Relativamente à chuva, é a dona disto tudo. Quando aparece para me supervisionar, quero é terminar o meu trabalho o mais depressa possível, que é como quem diz, correr mais rápido. Nos dias que a DDT se apresenta mais afável e miudinha, o ambiente até fica agradável e o trabalho é bem feito. Todavia, quando me aparece de mau humor, seja lá porque razão for, lá está o empregado, mesmo a jeito, para levar com tamanha fúria. Não há como fugir ou me proteger. É deixar chover, e chover, e chover no molhado, até acabar. Agora imaginem quando o vento aparece no meio desta tempestade. A patroa e a nova versão do engraxa? Ui, dessa então é que ninguém me safa.
Valha-me o Sol. Uma excelente companhia. Num dia normal, claro. Aí, o trabalho faz-se com qualidade acima da média. Mas o homem também tem os seus dias difíceis. E quando assim é, mostra-se tímido e fechado, sendo raro tecer comentário.
Já o frio é alguém muito independente. Regra geral, é desagradável. E não é nada certo! Tanto aparece com um, como com outra. Contudo, aqui entre nós, suspeito que tem um fraquinho pelo sol. É que quando este aparece, fica logo mais suportável.
Com tudo isto, e voltando atrás, fica a ideia que o Sol é um grande companheiro.
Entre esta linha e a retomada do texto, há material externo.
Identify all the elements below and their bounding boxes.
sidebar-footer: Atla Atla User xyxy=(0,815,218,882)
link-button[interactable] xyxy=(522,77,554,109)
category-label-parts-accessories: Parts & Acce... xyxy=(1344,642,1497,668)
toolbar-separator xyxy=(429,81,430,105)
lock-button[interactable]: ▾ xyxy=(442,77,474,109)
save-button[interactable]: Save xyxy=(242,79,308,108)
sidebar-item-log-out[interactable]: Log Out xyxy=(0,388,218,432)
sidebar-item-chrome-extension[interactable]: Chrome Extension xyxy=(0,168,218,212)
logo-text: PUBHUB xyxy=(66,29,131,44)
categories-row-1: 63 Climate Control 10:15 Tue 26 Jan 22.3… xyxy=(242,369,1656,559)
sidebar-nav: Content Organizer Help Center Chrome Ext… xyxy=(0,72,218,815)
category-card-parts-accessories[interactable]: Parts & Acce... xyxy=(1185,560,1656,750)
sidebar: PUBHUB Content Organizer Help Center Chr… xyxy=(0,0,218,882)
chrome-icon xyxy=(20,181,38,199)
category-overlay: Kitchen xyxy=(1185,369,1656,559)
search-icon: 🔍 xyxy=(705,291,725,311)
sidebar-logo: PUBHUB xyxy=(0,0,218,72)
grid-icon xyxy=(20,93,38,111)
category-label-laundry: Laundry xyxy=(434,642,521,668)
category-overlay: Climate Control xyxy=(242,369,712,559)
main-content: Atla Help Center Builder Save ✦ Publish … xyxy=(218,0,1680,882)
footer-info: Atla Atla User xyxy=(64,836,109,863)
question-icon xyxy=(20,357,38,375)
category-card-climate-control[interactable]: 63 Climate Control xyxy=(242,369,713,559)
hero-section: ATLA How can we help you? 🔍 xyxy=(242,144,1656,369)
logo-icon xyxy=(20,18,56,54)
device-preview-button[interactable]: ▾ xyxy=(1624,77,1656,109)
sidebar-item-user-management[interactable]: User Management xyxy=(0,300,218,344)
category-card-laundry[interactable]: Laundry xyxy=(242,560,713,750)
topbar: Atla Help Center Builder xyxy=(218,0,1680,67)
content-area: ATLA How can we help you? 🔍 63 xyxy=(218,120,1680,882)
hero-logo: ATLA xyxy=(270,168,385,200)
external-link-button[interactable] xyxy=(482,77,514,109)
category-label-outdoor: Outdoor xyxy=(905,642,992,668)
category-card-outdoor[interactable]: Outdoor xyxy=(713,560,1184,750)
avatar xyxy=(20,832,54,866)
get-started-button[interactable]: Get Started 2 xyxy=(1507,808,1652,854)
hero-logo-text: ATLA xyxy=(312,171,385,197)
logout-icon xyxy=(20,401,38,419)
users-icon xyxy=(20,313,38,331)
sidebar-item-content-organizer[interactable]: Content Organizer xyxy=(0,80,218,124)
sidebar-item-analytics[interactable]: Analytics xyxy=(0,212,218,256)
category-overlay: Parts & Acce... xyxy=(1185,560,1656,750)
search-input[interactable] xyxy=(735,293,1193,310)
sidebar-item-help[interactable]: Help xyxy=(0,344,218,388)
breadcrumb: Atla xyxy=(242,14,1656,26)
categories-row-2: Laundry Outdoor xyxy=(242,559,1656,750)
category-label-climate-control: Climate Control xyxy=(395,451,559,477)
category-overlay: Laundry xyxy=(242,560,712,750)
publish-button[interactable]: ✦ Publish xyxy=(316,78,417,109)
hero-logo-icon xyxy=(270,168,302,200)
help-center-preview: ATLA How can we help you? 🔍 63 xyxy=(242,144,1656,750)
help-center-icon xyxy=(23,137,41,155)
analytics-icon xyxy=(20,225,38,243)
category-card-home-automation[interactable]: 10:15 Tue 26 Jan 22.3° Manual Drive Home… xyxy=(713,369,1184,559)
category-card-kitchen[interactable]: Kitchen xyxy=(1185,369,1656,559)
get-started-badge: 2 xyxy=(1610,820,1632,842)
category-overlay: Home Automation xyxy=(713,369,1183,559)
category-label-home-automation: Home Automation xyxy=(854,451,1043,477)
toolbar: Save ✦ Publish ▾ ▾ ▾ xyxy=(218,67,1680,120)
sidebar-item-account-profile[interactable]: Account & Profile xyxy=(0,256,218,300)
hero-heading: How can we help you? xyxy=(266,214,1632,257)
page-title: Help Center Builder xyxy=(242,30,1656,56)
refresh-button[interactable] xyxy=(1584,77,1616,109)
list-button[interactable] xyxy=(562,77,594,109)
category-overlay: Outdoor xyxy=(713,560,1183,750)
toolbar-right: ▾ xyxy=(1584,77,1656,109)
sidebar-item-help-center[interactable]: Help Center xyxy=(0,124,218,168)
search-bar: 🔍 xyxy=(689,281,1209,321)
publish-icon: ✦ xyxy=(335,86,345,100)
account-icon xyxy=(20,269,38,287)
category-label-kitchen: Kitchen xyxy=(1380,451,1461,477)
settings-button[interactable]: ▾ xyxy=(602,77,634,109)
O tanas! É de gancho! Aparece o calor – que, como toda a gente nesta empresa sabe, é seu filho – e já ninguém o atura. Então quando regressa do Equinócio da Primavera … Que raio acontece nessa festa? Algumas semanas depois, não há máscara que o abafe, nem protector que me proteja. Fico queimado, só de o aturar.
Finalmente, a neve. Confesso que nunca a vi mais gorda. Nem magra. É muito, muito raro aparecer na minha zona. Anda mais para outras bandas. Com sorte, encontro-a uma vez por ano. No evento da moda das empresas: o team building. E só quando o jantar é nas Penhas Douradas! Ela diz que prefere os serviços internacionais, e eu cá não me importo.
Chegado a este ponto, fica a ideia que não é nada fácil aturar esta gente. Compreendem a minha dor? Nah. Não se iludam com este meu palavreado. Porque nos raros dias em que nenhum deles aparece, em que me vejo reduzido à simples obrigatoriedade de me localizar no espaço e no tempo, sou confrontado comigo mesmo. Sozinho, não há para onde escapar. Tenho de me aturar. Ouvir as vozes interiores que o ruído desta gente (e de outras) tantas vezes tapa. E aí é que elas mordem. Vejo-me confrontado com as minhas virtudes e defeitos. E, acima de tudo, pela maneira como sobressaem nos meus comportamentos. Bolas! Ainda levo nas orelhas. Talvez fiquem vermelhas como quando, reza a lenda, estão a falar de nós, algures neste mundo. A esfrega é de tal ordem que no dia seguinte já encaro os meus colegas de trabalho com outros olhos. Com outro espírito. Mas só por uns dias. Depois volta tudo ao mesmo.
Nota: O autor escreve de acordo com o antigo Acordo Ortográfico.